A mention of Olympics to Sumit Malik makes him roll his eyes and let out a sigh. After all, he could have qualified for the Rio Games. But as fate would have it, Sumit was not on the flight to Rio becaue he failed to show up for the repechage rounds during the Olympic Qualifying tournament in Mongolia in 2016.

Had he done that, Sumit would have qualified as the wrestlers who bagged the qualifying spots tested positive. “Two years later I say I was just unlucky. But I was injured in that tournament and my back had completely given up. I could not move my leg forward and lost the first bout and had no intention of competing. I took a cab and went back to the hotel,” says Sumit, remembering the way that day had unfolded.

And instead of thinking too much about what could have been, Sumit concentrate on becoming the best among the Indians in the 125kg category and would be conferred with the Arjuna Award in New Delhi for his exploits in the last one year.

“After the injury I returned to the (Chhatarsaal) stadium and I had self doubts if I could wrestle. My left leg was very thin but with the help of physio Munesh and other wrestlers, I was able to regain strength. This award is for the stadium,” insists the 25-year-old, who insists that it is in this place that his career has been resurrected not once but twice.

Not cut out for the game?

The first time Sumit came to Chhatarsaal stadium with little hope was back in 2007. His uncle Narender Sherawat asked the young boy who was happy playing cricket and football in the fields of Karor village near Rohtak to come to Delhi and take up wrestling.

But he just could not find his footing for a couple of years and felt he wasn’t cut out for the sport as he could not make an impact even at the state level.

“Forget medals, I could not win a single bout at the state level for three years. I was not getting any results and it was disappointing. Those days I did not practice much. It took me five years to win a medal. And then I took off,” says the Commonwealth Games gold medallist.

Sumit surprised everyone when he became the 2013 junior Asian champion in 96kg and slowly transformed into a strong heavyweight wrestler as he dominated all previous stars including Krishan, Joginder and Hitender to become the top Indian in the 125kg weight category.

“In 125kg, it is very difficult to maintain consistency as there are wrestlers who come to the nationals from dangals and wrestle. So many of them have great strength and can beat you. But I have worked hard on my technique and a loss in India is rare,” he says with pride.

But internationally, Sumit has a long way to go. “I am improving.

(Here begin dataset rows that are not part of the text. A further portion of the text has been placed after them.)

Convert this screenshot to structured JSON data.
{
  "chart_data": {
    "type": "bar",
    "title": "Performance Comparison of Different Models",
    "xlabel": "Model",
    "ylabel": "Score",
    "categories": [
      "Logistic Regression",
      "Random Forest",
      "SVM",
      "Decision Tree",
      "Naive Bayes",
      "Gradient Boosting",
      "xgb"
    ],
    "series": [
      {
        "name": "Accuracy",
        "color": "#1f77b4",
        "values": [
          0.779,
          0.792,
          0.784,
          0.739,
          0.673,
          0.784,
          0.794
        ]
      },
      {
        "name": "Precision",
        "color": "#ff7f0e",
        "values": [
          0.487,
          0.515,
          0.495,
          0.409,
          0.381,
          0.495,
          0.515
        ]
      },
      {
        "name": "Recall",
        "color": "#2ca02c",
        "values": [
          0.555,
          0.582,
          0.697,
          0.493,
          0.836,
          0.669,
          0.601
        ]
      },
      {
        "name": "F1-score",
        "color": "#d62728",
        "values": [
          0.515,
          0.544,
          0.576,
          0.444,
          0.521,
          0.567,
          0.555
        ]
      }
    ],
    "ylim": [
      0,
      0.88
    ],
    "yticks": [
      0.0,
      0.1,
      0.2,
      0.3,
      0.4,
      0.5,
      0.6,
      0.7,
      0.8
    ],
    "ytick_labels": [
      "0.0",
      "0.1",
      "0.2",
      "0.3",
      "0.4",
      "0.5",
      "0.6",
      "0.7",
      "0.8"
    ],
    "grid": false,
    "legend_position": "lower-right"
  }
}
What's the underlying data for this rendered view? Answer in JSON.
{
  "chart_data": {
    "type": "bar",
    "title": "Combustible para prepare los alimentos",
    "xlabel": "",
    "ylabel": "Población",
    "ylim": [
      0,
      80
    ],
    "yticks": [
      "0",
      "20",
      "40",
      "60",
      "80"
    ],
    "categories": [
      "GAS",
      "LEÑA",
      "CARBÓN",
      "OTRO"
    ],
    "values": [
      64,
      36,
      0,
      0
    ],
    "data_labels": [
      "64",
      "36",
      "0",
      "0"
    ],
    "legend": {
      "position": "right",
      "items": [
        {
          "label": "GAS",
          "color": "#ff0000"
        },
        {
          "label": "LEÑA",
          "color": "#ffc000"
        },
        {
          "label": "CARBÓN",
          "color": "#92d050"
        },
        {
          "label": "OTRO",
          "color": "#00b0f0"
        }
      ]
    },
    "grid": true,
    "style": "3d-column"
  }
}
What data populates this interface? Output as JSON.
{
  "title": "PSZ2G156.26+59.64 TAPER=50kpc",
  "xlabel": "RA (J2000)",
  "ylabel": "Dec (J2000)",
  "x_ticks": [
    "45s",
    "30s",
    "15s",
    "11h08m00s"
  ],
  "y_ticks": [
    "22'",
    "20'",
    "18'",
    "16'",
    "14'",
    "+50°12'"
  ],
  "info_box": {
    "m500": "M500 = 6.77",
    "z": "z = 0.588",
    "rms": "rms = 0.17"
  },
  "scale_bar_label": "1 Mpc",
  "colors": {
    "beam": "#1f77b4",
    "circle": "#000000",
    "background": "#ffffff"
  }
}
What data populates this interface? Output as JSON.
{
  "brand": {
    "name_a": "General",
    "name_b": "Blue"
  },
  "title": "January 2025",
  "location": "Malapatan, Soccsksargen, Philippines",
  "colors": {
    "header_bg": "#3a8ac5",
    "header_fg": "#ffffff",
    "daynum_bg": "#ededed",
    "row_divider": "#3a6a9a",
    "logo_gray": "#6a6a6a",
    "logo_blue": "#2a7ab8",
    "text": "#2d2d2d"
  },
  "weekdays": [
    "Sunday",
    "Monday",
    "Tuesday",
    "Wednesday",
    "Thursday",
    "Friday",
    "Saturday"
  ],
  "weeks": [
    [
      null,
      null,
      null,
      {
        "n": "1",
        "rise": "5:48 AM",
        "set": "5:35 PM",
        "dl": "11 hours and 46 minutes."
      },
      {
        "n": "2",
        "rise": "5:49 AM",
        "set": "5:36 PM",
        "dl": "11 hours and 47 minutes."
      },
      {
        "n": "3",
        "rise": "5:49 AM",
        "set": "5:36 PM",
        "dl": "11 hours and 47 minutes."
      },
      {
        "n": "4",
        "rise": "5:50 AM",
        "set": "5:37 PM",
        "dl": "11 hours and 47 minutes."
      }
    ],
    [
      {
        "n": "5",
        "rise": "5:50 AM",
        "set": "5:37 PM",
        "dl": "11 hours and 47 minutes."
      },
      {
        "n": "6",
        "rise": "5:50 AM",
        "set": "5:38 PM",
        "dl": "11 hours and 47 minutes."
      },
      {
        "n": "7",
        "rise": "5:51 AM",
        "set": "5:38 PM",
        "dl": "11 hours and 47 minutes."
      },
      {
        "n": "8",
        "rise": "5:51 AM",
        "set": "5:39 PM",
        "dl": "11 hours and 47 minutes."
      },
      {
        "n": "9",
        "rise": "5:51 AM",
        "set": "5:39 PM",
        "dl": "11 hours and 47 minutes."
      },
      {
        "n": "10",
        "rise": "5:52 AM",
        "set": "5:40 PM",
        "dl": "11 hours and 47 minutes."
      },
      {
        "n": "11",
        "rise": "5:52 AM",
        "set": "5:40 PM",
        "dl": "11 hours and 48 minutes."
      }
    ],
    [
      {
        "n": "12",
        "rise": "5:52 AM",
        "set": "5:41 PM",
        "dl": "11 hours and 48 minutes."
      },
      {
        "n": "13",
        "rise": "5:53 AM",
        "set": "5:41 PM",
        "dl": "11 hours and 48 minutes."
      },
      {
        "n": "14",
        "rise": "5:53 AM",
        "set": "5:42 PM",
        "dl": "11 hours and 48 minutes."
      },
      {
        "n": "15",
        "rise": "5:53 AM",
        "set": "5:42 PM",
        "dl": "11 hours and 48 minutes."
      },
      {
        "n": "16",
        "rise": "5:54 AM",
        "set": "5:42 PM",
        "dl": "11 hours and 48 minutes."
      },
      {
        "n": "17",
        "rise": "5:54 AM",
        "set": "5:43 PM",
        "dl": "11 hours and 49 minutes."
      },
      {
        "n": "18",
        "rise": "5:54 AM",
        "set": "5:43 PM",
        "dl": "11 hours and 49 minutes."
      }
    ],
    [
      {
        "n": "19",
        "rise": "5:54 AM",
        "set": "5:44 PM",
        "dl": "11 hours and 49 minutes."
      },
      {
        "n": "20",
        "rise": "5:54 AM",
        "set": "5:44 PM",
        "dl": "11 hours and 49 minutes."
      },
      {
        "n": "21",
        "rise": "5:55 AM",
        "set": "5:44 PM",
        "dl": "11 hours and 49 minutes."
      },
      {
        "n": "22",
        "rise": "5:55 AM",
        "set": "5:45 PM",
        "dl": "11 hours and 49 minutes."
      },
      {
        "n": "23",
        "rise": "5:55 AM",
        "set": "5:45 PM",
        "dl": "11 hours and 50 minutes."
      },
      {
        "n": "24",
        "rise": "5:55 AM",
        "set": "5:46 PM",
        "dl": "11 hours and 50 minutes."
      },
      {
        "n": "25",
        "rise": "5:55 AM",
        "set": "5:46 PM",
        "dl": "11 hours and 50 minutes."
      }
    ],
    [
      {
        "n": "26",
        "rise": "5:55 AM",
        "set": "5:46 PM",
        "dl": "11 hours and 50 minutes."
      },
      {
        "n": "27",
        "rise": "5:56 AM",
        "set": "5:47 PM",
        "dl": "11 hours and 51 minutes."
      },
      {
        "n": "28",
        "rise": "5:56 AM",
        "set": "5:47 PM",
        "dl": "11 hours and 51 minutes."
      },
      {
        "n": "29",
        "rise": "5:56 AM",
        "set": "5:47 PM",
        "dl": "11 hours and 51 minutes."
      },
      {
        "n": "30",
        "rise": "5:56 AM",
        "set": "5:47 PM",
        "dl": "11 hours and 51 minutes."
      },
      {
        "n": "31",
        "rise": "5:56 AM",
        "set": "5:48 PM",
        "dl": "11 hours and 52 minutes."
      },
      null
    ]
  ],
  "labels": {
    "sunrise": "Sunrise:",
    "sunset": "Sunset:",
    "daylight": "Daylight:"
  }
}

I won a silver at the Asian Championships, couple of bronze medals so I have results but at Worlds I do not have medals so I’ll try to get one there too.”

If he does that at the upcoming world championships in Budapest, Sumit will repay another debt.

During his recovery period in 2016, another product of Chhatarsaal stadium who knows a lot about making a comeback after injury, Sushil Kumar, took it upon himself to help the 25-year-old find his feet back on the mat.

“That was the time when Sushil came up to me and asked me to follow a routine and train with him. He used to spar with me, help me get my movements right. He is very strong and quick so all those aspects worked for me. I cannot thank him enough so a medal in Budapest would be for him,” he says.